Licenciamentos municipais foram repassados para SEMA
O
anúncio foi feito no sábado, 26, em uma entrevista coletiva, após
reunião entre técnicos das Secretarias Municipal (SEMMA) e Estadual de
Meio Ambiente (SEMA). Dos 13 empreendimentos, entre loteamentos e
conjuntos habitacionais, avaliados nove continuarão sob a competência do
Município.
Como são empreendimentos com área acima de dois hectares, a
SEMMA vai solicitar a visita de uma delegação à Secretaria Estadual para
estabelecer um termo de referência de correção para proceder de forma
correta a regularização dos empreendimentos.
Os
outros quatro empreendimentos, devido a complexidade e impacto, serão
retomados pela SEMA. O conjunto habitacional Minha Casa, Minha Vida,
empreendimento social que deve atender a 3.185 famílias e está em obras,
não será paralisado. Mas a Secretaria Estadual de Meio Ambiente deve
fazer correções. A obra é próxima a uma antiga área de lixão e não tem
estação para tratamento de esgoto.
O
empreendimento Caruatatuba, de 60 hectares, será suspenso e interditado
para fazer junto a SEMA correções de regularidade e execução. O
loteamento Gondin, de 97 hectares, também será suspenso e interditado.

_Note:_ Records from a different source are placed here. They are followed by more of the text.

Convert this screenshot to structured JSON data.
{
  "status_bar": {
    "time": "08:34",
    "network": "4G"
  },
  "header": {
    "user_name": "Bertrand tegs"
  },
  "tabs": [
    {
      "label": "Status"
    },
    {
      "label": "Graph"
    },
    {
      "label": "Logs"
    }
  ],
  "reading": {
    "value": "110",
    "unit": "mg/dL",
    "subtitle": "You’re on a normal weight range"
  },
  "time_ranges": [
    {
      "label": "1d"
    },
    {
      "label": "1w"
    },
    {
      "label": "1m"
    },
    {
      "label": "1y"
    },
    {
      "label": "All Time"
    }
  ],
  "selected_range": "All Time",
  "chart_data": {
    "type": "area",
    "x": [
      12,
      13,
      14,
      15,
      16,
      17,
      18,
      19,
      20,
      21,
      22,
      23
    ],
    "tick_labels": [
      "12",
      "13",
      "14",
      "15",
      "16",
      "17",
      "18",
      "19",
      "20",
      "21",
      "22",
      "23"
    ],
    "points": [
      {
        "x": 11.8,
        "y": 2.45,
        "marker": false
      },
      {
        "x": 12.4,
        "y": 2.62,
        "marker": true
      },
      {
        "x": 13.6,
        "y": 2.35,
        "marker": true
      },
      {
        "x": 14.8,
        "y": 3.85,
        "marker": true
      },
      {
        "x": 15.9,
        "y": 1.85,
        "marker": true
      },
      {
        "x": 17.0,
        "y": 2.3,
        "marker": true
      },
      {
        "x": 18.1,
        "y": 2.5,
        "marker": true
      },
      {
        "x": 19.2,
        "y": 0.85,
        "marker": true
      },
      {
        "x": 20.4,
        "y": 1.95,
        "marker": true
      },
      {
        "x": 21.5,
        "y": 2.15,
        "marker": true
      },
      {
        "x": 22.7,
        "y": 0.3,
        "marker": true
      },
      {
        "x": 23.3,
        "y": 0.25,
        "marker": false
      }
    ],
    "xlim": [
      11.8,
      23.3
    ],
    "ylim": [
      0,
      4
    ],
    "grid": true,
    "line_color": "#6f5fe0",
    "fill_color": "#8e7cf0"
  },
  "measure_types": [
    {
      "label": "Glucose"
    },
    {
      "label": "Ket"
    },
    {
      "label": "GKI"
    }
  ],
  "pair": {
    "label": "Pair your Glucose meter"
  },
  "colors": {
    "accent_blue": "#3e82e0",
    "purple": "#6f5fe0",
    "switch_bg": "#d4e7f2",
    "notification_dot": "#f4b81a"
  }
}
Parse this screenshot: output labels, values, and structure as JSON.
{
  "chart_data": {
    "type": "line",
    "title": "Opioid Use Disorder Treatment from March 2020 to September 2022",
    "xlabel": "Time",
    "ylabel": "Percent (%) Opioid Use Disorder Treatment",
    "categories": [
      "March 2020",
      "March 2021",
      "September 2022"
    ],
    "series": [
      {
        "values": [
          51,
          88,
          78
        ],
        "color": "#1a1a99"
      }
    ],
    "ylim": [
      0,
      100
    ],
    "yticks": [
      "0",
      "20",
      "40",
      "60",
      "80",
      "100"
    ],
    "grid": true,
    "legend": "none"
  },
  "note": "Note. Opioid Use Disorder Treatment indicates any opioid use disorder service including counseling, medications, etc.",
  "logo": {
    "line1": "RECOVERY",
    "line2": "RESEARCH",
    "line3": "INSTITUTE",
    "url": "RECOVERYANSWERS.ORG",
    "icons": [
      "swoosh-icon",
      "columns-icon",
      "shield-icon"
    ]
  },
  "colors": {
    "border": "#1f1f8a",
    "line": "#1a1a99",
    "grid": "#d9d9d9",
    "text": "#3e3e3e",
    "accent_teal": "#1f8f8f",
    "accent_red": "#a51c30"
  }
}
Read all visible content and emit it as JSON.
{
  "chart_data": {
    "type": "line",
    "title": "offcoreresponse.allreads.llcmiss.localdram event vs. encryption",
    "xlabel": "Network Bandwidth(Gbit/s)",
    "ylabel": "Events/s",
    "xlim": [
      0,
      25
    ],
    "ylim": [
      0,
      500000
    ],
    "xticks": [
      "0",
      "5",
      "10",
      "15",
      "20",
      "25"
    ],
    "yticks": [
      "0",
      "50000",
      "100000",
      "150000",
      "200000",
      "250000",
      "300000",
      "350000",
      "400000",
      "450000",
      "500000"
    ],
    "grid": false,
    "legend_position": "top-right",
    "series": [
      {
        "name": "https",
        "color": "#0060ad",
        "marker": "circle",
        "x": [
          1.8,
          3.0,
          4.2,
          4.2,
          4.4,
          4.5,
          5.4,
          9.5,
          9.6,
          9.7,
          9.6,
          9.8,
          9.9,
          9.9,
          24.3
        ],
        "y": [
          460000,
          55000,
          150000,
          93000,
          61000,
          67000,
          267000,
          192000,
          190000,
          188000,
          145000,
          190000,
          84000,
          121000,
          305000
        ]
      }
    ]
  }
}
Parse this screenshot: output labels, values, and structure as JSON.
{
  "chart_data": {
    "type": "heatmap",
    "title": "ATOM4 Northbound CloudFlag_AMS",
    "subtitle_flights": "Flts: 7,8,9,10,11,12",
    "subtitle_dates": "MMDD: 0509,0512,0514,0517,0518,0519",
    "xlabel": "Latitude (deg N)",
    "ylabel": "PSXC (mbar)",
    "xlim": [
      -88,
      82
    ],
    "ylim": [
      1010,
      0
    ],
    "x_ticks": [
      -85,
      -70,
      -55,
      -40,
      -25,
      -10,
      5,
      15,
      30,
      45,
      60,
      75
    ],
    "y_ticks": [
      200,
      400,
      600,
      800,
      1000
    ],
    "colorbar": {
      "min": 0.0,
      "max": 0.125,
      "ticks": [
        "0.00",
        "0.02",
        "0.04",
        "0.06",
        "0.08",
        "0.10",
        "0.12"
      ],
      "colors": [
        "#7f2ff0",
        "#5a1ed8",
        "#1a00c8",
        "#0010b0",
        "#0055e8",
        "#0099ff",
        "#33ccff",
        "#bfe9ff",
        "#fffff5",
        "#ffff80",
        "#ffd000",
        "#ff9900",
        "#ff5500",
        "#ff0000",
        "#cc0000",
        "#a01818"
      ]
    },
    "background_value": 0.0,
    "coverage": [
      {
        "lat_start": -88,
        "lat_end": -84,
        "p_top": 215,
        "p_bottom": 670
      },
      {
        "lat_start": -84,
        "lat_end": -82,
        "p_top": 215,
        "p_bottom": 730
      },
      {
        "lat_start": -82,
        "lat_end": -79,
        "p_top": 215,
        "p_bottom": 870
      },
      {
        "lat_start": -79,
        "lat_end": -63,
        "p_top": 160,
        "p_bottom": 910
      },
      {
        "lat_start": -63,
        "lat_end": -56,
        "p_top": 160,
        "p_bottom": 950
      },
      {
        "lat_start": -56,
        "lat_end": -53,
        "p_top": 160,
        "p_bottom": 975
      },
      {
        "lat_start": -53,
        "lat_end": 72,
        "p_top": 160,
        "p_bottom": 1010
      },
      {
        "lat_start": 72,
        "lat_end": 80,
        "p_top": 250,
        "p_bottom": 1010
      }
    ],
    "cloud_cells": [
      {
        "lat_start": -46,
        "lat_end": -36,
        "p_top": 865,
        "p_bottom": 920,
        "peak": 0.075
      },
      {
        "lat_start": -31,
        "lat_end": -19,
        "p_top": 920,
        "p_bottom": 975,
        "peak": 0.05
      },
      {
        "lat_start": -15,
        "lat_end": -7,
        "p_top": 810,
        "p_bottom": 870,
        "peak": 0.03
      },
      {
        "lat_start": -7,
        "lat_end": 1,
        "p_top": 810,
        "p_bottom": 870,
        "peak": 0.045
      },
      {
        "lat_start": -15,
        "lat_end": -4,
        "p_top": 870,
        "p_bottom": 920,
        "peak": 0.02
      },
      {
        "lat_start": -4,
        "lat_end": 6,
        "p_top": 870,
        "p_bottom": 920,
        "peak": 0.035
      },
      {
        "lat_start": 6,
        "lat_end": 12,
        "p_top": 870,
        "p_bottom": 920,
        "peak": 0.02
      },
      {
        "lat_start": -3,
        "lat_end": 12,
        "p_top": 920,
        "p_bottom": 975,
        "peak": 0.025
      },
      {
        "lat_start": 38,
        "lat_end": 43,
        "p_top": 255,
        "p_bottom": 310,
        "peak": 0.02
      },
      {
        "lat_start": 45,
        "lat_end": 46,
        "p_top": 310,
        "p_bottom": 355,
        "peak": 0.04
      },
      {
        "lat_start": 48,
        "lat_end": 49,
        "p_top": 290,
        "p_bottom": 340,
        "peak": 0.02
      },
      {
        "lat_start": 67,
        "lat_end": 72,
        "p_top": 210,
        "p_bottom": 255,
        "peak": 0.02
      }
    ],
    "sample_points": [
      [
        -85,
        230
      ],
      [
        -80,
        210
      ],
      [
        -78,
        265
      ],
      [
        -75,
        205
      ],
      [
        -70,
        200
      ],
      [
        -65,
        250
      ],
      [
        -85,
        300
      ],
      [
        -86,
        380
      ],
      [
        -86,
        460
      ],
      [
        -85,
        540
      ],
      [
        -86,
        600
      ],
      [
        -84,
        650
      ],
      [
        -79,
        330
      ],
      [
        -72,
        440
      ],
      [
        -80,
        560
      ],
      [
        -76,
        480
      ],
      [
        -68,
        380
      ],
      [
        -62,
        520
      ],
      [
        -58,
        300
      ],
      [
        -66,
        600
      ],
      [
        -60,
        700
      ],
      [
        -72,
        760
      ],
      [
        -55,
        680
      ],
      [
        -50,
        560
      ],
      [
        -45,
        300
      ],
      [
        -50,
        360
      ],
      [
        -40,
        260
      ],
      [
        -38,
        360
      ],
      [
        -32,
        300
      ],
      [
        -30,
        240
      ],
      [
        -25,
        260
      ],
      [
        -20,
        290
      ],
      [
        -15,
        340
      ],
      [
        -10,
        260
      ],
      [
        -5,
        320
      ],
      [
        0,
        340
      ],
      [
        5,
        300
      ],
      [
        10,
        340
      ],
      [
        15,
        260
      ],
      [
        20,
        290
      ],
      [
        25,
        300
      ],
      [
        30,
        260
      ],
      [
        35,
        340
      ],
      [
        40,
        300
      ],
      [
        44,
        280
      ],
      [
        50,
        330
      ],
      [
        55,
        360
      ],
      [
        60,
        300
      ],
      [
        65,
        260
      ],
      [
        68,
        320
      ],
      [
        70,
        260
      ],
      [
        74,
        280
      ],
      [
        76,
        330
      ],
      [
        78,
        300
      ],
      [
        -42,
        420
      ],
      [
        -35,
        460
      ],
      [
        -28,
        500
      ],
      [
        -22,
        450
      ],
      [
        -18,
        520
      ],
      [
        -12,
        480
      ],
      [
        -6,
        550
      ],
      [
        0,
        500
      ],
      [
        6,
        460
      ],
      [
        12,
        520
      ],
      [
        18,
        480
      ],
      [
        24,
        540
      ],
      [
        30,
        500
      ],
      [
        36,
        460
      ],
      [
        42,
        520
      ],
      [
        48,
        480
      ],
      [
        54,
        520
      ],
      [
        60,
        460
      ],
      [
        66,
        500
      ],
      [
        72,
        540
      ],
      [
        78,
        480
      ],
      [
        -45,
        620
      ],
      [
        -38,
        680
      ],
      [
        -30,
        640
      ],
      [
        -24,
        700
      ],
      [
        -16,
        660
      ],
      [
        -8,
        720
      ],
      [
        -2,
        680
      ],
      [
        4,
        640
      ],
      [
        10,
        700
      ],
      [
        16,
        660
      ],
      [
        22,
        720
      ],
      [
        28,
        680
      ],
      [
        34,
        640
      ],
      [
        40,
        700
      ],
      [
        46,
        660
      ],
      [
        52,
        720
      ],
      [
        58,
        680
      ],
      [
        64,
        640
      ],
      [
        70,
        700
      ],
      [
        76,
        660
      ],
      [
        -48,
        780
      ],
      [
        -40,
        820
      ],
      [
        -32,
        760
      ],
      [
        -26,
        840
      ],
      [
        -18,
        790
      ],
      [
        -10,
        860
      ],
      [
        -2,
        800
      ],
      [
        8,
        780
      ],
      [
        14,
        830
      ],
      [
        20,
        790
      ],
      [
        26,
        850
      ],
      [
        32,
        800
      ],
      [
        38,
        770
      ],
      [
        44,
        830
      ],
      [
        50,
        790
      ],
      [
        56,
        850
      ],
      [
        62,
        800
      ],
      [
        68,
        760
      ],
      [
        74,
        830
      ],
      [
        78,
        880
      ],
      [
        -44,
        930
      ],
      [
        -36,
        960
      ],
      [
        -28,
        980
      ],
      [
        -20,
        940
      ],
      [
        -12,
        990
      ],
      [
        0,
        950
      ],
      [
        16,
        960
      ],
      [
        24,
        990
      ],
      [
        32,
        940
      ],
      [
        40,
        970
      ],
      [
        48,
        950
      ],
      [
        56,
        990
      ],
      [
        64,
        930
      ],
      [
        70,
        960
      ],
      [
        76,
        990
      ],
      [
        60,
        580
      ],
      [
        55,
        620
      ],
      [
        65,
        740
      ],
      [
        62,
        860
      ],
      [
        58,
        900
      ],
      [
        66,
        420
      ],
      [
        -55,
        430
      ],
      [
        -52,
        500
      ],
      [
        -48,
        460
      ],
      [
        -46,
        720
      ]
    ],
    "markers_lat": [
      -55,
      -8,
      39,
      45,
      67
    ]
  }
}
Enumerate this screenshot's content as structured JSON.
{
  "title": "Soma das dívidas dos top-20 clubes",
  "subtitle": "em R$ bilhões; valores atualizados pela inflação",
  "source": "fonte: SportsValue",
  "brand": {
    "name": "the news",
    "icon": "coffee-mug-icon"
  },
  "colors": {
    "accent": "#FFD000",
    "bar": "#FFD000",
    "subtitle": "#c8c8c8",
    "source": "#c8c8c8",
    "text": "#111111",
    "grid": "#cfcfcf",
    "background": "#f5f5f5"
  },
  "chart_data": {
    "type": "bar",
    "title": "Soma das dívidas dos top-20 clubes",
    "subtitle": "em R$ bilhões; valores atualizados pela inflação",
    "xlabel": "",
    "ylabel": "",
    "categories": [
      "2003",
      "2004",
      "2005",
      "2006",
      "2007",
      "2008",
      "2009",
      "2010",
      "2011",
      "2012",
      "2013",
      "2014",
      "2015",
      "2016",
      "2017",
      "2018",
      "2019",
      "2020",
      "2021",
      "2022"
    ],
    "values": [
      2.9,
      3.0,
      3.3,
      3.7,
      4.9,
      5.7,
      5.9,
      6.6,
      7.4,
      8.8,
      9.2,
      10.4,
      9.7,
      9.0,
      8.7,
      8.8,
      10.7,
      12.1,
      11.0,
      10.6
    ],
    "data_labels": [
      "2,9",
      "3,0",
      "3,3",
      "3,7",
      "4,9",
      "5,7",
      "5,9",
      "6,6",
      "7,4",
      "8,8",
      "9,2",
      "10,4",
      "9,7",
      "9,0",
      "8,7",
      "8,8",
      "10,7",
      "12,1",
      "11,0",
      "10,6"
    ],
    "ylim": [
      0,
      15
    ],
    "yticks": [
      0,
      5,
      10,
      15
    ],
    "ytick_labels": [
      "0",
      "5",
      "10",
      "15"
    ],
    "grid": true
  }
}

Os técnicos da SEMA detectaram, entre outros problemas, a supressão
indevida de área de floresta.
Em
relação ao loteamento Buriti, o titular da pasta estadual de Meio
Ambiente, José Alberto Colares, admitiu que o empreendimento está irregular
em vários aspectos e por isso, também, será suspenso e interditado.
Segundo o secretário, os 487 hectares da obra não poderiam ter sido
fragmentados em cinco licenças. Além disso, os técnicos não encontraram
projetos e o EIA-RIMA (Estudo de Impacto e Relatório de Impacto
Ambiental). O loteamento Buriti já havia sido suspenso na sexta-feira,
25, pela Prefeitura, entre outros aspectos porque a Secretaria Municipal
de Meio Ambiente não tem autonomia para licenciar empreendimentos com
mais de dois hectares.
De
acordo com o secretário a suspensão dos projetos garante que seja
cumprida a legislação ambiental e que as empresas façam as correções dos
projetos. Para o secretário municipal de Meio Ambiente, Podalyro Neto, o
a Prefeitura tem o dever em dar segurança jurídica ao empreendedor e ao
cliente, no caso de loteamentos e conjuntos habitacionais.